Perhaps the question ought to be: can something exist even if you cannot prove that it exists?
But what will suffice as proof?
We tend to limit ourselves scientific (i.e. physical) proof, since this is the only kind of proof which we can 'digest' with our human senses. The downside of this is that the only things which we will accept as proven are those which can be physically sensed - which may imply that anything that isn't physical doesn't exist!
Indeed, we even try to explain non-physical things as physical phenomena:
Emma_85 wrote:I'd say that ideas really exist. They [...] are really there in your brain as electrical signals.

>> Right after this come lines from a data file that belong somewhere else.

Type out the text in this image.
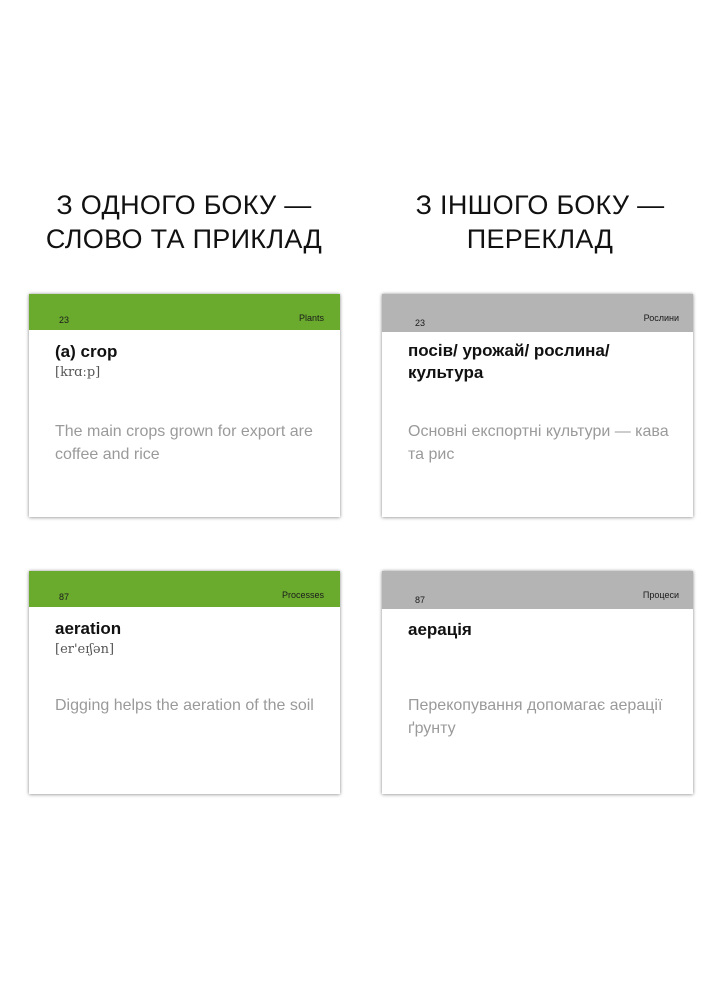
З ОДНОГО БОКУ —
СЛОВО ТА ПРИКЛАД
З ІНШОГО БОКУ —
ПЕРЕКЛАД
23	Plants
(a) crop
[krɑːp]
The main crops grown for export are coffee and rice
23	Рослини
посів/ урожай/ рослина/ культура
Основні експортні культури — кава та рис
87	Processes
aeration
[er'eɪʃən]
Digging helps the aeration of the soil
87	Процеси
аерація
Перекопування допомагає аерації ґрунту
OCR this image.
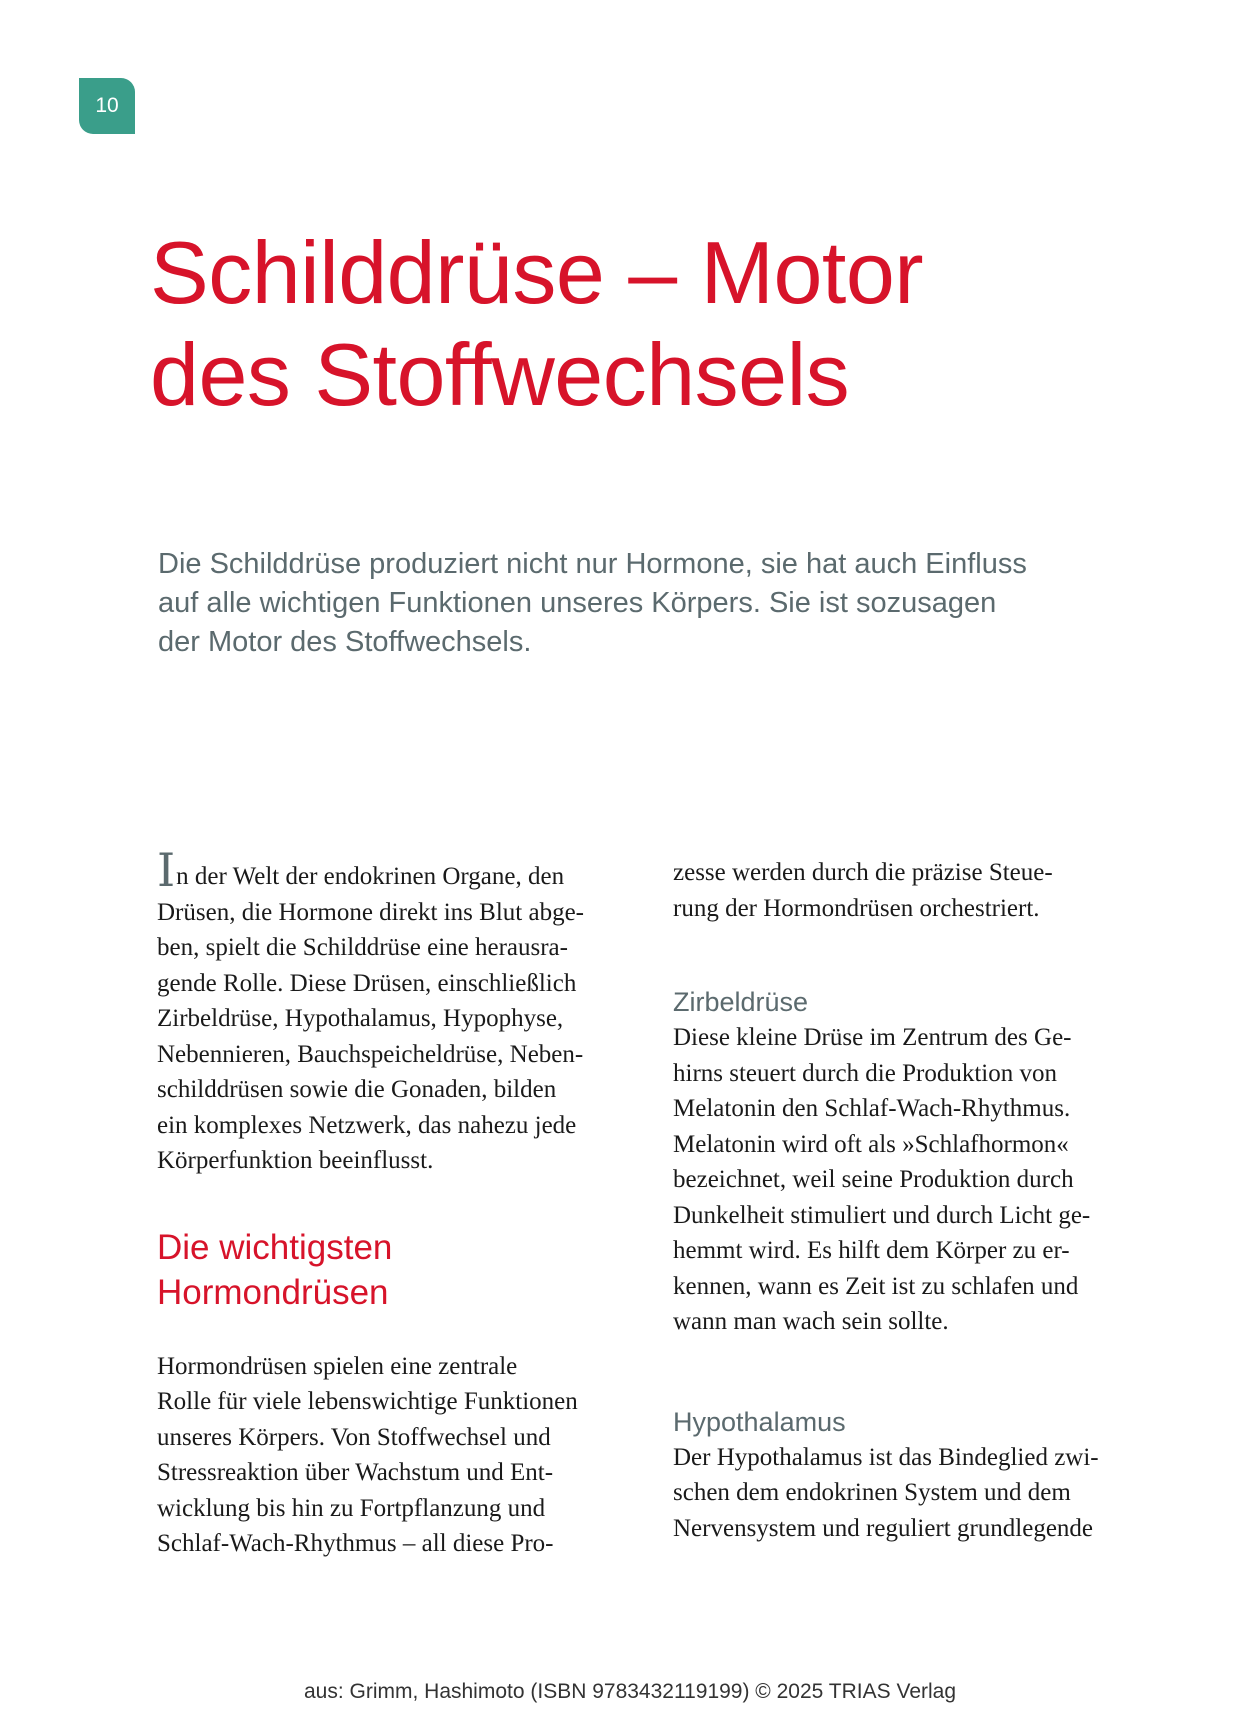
10
Schilddrüse – Motor
des Stoffwechsels

Die Schilddrüse produziert nicht nur Hormone, sie hat auch Einfluss
auf alle wichtigen Funktionen unseres Körpers. Sie ist sozusagen
der Motor des Stoffwechsels.

In der Welt der endokrinen Organe, den
Drüsen, die Hormone direkt ins Blut abge-
ben, spielt die Schilddrüse eine herausra-
gende Rolle. Diese Drüsen, einschließlich
Zirbeldrüse, Hypothalamus, Hypophyse,
Nebennieren, Bauchspeicheldrüse, Neben-
schilddrüsen sowie die Gonaden, bilden
ein komplexes Netzwerk, das nahezu jede
Körperfunktion beeinflusst.
Die wichtigsten
Hormondrüsen
Hormondrüsen spielen eine zentrale
Rolle für viele lebenswichtige Funktionen
unseres Körpers. Von Stoffwechsel und
Stressreaktion über Wachstum und Ent-
wicklung bis hin zu Fortpflanzung und
Schlaf-Wach-Rhythmus – all diese Pro-
zesse werden durch die präzise Steue-
rung der Hormondrüsen orchestriert.
Zirbeldrüse
Diese kleine Drüse im Zentrum des Ge-
hirns steuert durch die Produktion von
Melatonin den Schlaf-Wach-Rhythmus.
Melatonin wird oft als »Schlafhormon«
bezeichnet, weil seine Produktion durch
Dunkelheit stimuliert und durch Licht ge-
hemmt wird. Es hilft dem Körper zu er-
kennen, wann es Zeit ist zu schlafen und
wann man wach sein sollte.
Hypothalamus
Der Hypothalamus ist das Bindeglied zwi-
schen dem endokrinen System und dem
Nervensystem und reguliert grundlegende
aus: Grimm, Hashimoto (ISBN 9783432119199) © 2025 TRIAS Verlag
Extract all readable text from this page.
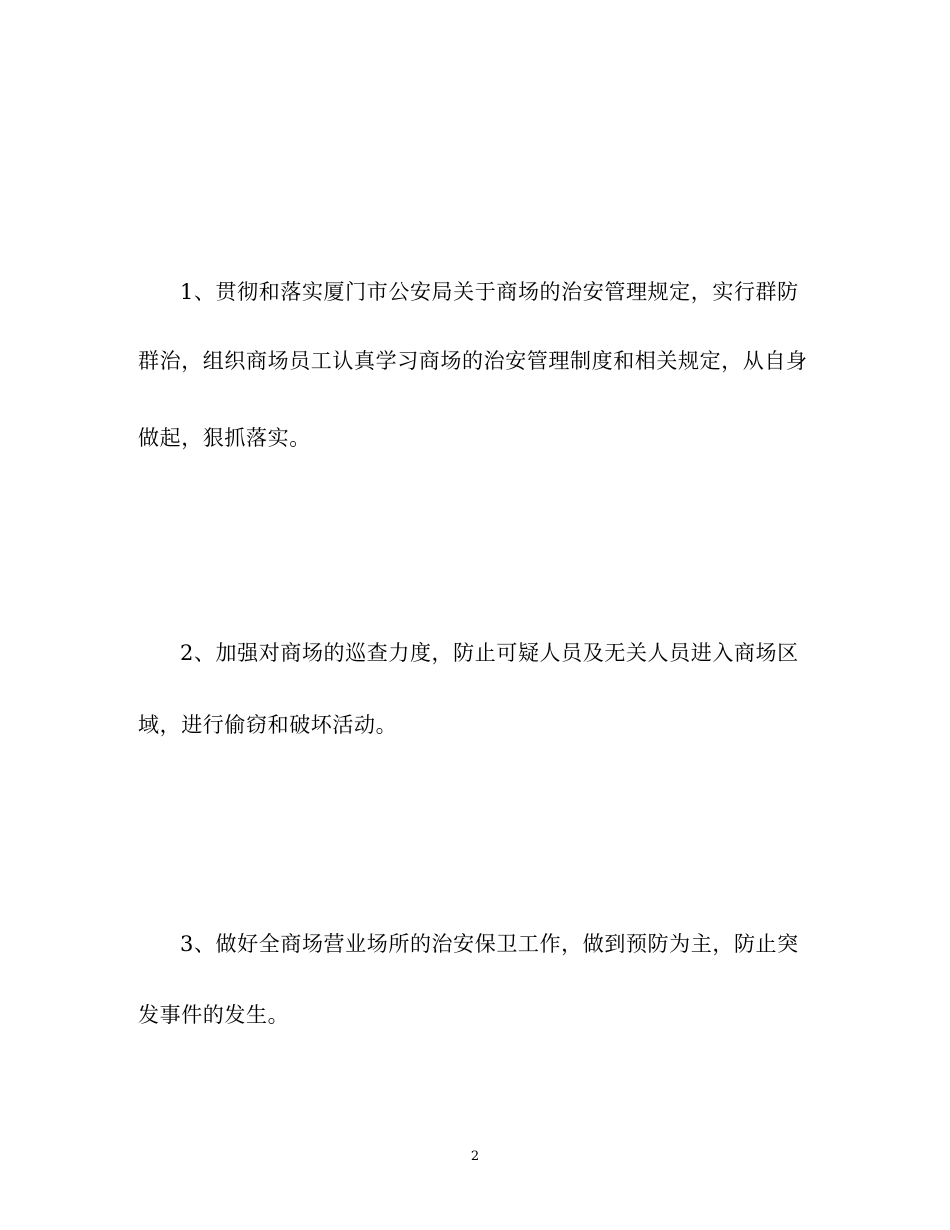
1、贯彻和落实厦门市公安局关于商场的治安管理规定，实行群防
群治，组织商场员工认真学习商场的治安管理制度和相关规定，从自身
做起，狠抓落实。
2、加强对商场的巡查力度，防止可疑人员及无关人员进入商场区
域，进行偷窃和破坏活动。
3、做好全商场营业场所的治安保卫工作，做到预防为主，防止突
发事件的发生。
2
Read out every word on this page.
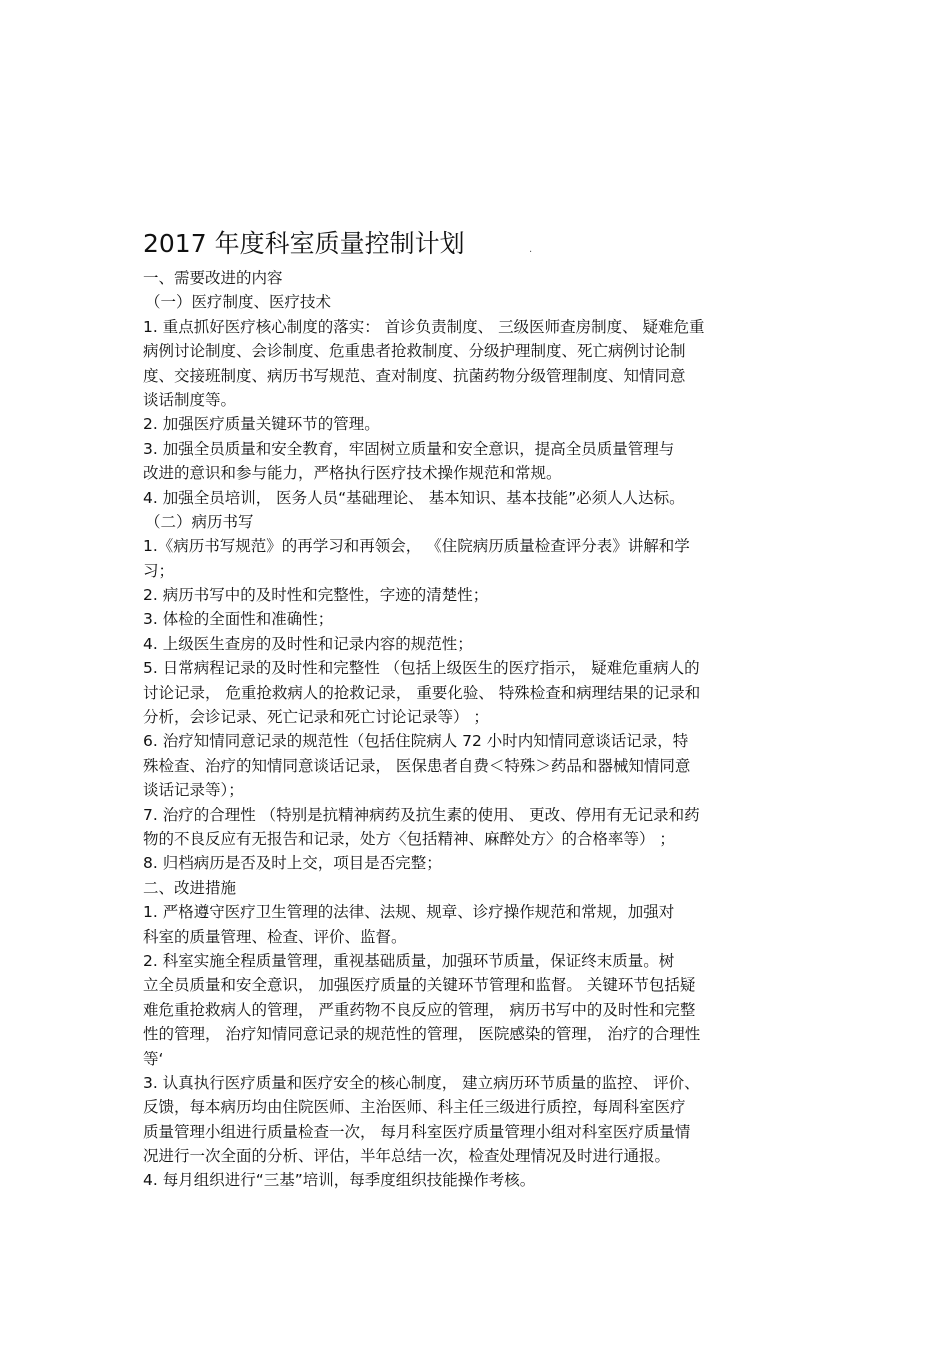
2017 年度科室质量控制计划	.
一、需要改进的内容
（一）医疗制度、医疗技术
1. 重点抓好医疗核心制度的落实： 首诊负责制度、 三级医师查房制度、 疑难危重
病例讨论制度、会诊制度、危重患者抢救制度、分级护理制度、死亡病例讨论制
度、交接班制度、病历书写规范、查对制度、抗菌药物分级管理制度、知情同意
谈话制度等。
2. 加强医疗质量关键环节的管理。
3. 加强全员质量和安全教育，牢固树立质量和安全意识，提高全员质量管理与
改进的意识和参与能力，严格执行医疗技术操作规范和常规。
4. 加强全员培训， 医务人员“基础理论、 基本知识、基本技能”必须人人达标。
（二）病历书写
1.《病历书写规范》的再学习和再领会， 《住院病历质量检查评分表》讲解和学
习；
2. 病历书写中的及时性和完整性，字迹的清楚性；
3. 体检的全面性和准确性；
4. 上级医生查房的及时性和记录内容的规范性；
5. 日常病程记录的及时性和完整性 （包括上级医生的医疗指示， 疑难危重病人的
讨论记录， 危重抢救病人的抢救记录， 重要化验、 特殊检查和病理结果的记录和
分析，会诊记录、死亡记录和死亡讨论记录等） ；
6. 治疗知情同意记录的规范性（包括住院病人 72 小时内知情同意谈话记录，特
殊检查、治疗的知情同意谈话记录， 医保患者自费＜特殊＞药品和器械知情同意
谈话记录等）；
7. 治疗的合理性 （特别是抗精神病药及抗生素的使用、 更改、停用有无记录和药
物的不良反应有无报告和记录，处方〈包括精神、麻醉处方〉的合格率等） ；
8. 归档病历是否及时上交，项目是否完整；
二、改进措施
1. 严格遵守医疗卫生管理的法律、法规、规章、诊疗操作规范和常规，加强对
科室的质量管理、检查、评价、监督。
2. 科室实施全程质量管理，重视基础质量，加强环节质量，保证终末质量。树
立全员质量和安全意识， 加强医疗质量的关键环节管理和监督。 关键环节包括疑
难危重抢救病人的管理， 严重药物不良反应的管理， 病历书写中的及时性和完整
性的管理， 治疗知情同意记录的规范性的管理， 医院感染的管理， 治疗的合理性
等‘
3. 认真执行医疗质量和医疗安全的核心制度， 建立病历环节质量的监控、 评价、
反馈，每本病历均由住院医师、主治医师、科主任三级进行质控，每周科室医疗
质量管理小组进行质量检查一次， 每月科室医疗质量管理小组对科室医疗质量情
况进行一次全面的分析、评估，半年总结一次，检查处理情况及时进行通报。
4. 每月组织进行“三基”培训，每季度组织技能操作考核。
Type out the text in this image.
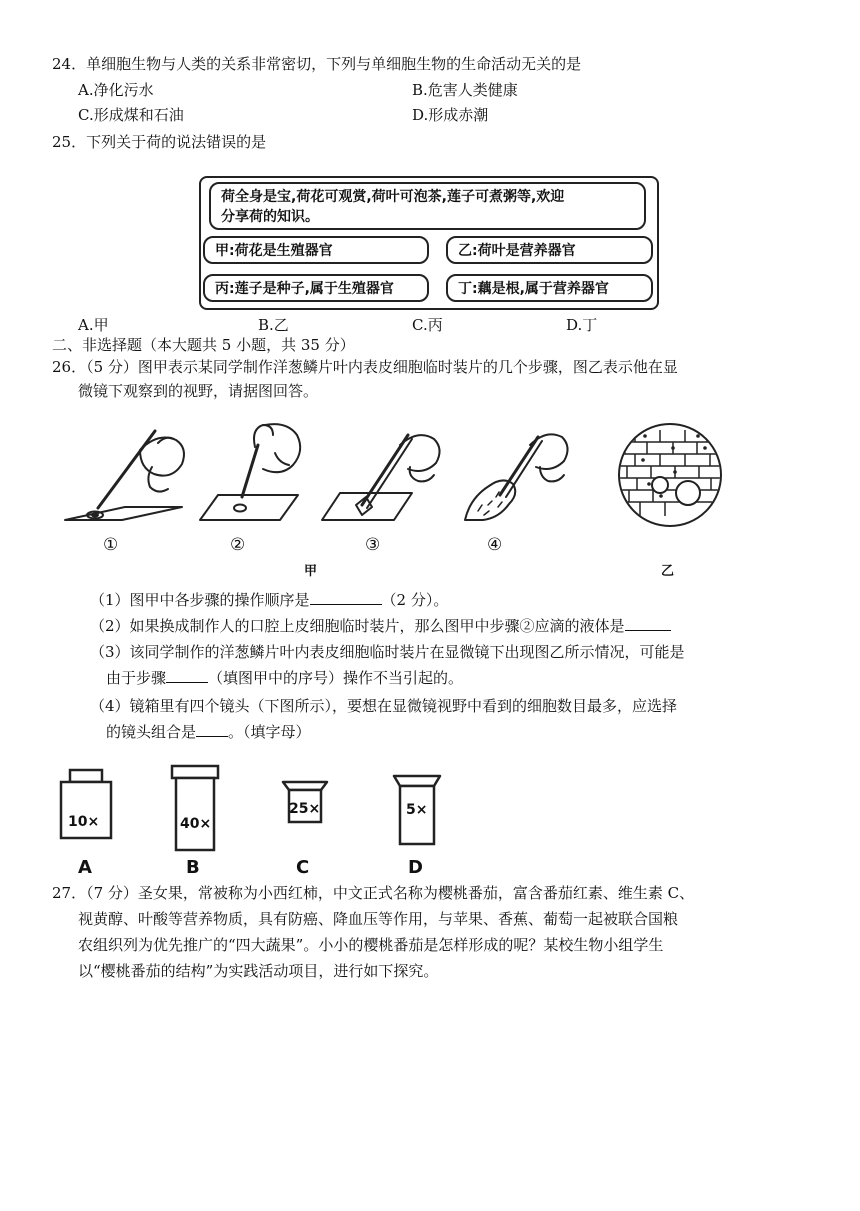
24．单细胞生物与人类的关系非常密切，下列与单细胞生物的生命活动无关的是
A.净化污水	B.危害人类健康
C.形成煤和石油	D.形成赤潮
25．下列关于荷的说法错误的是
荷全身是宝,荷花可观赏,荷叶可泡茶,莲子可煮粥等,欢迎
分享荷的知识。
甲:荷花是生殖器官	乙:荷叶是营养器官
丙:莲子是种子,属于生殖器官	丁:藕是根,属于营养器官
A.甲	B.乙	C.丙	D.丁
二、非选择题（本大题共 5 小题，共 35 分）
26．（5 分）图甲表示某同学制作洋葱鳞片叶内表皮细胞临时装片的几个步骤，图乙表示他在显
微镜下观察到的视野，请据图回答。
①	②	③	④
甲	乙
（1）图甲中各步骤的操作顺序是	（2 分）。
（2）如果换成制作人的口腔上皮细胞临时装片，那么图甲中步骤②应滴的液体是
（3）该同学制作的洋葱鳞片叶内表皮细胞临时装片在显微镜下出现图乙所示情况，可能是
由于步骤	（填图甲中的序号）操作不当引起的。
（4）镜箱里有四个镜头（下图所示），要想在显微镜视野中看到的细胞数目最多，应选择
的镜头组合是 。（填字母）
10×	40×
25×	5×
A	B	C	D
27．（7 分）圣女果，常被称为小西红柿，中文正式名称为樱桃番茄，富含番茄红素、维生素 C、
视黄醇、叶酸等营养物质，具有防癌、降血压等作用，与苹果、香蕉、葡萄一起被联合国粮
农组织列为优先推广的“四大蔬果”。小小的樱桃番茄是怎样形成的呢？某校生物小组学生
以“樱桃番茄的结构”为实践活动项目，进行如下探究。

How can such a thing be proven? Scientifically, it cannot be. While conducting any research concerning thoughts (or any other invisible experience which a person can undergo, e.g. emotion), the scientist has to
take it on trust that the subject of the study really is thinking when he/she claims to be! How do you know that the person is telling the truth? (How do you know if the person can even correctly identify the sensation of thinking in him/herself?)
Alternatively, the scientist could conduct the study on him/herself... but then the test would not be reliable (as in, nobody else could repeat it under the exact same conditions), meaning that findings could not be generalised to people at large.
Even supposing that the person really
is thinking, you still cannot determine the relationship between the thought and the brain activity. How do you know that the thought isn't some immaterial thing, and that the brain activity is a
result of the thought?
An increase in temperature causes the mercury in the thermometer to rise, but the expansion of the mercury is a
result of temperature - not temperature itself!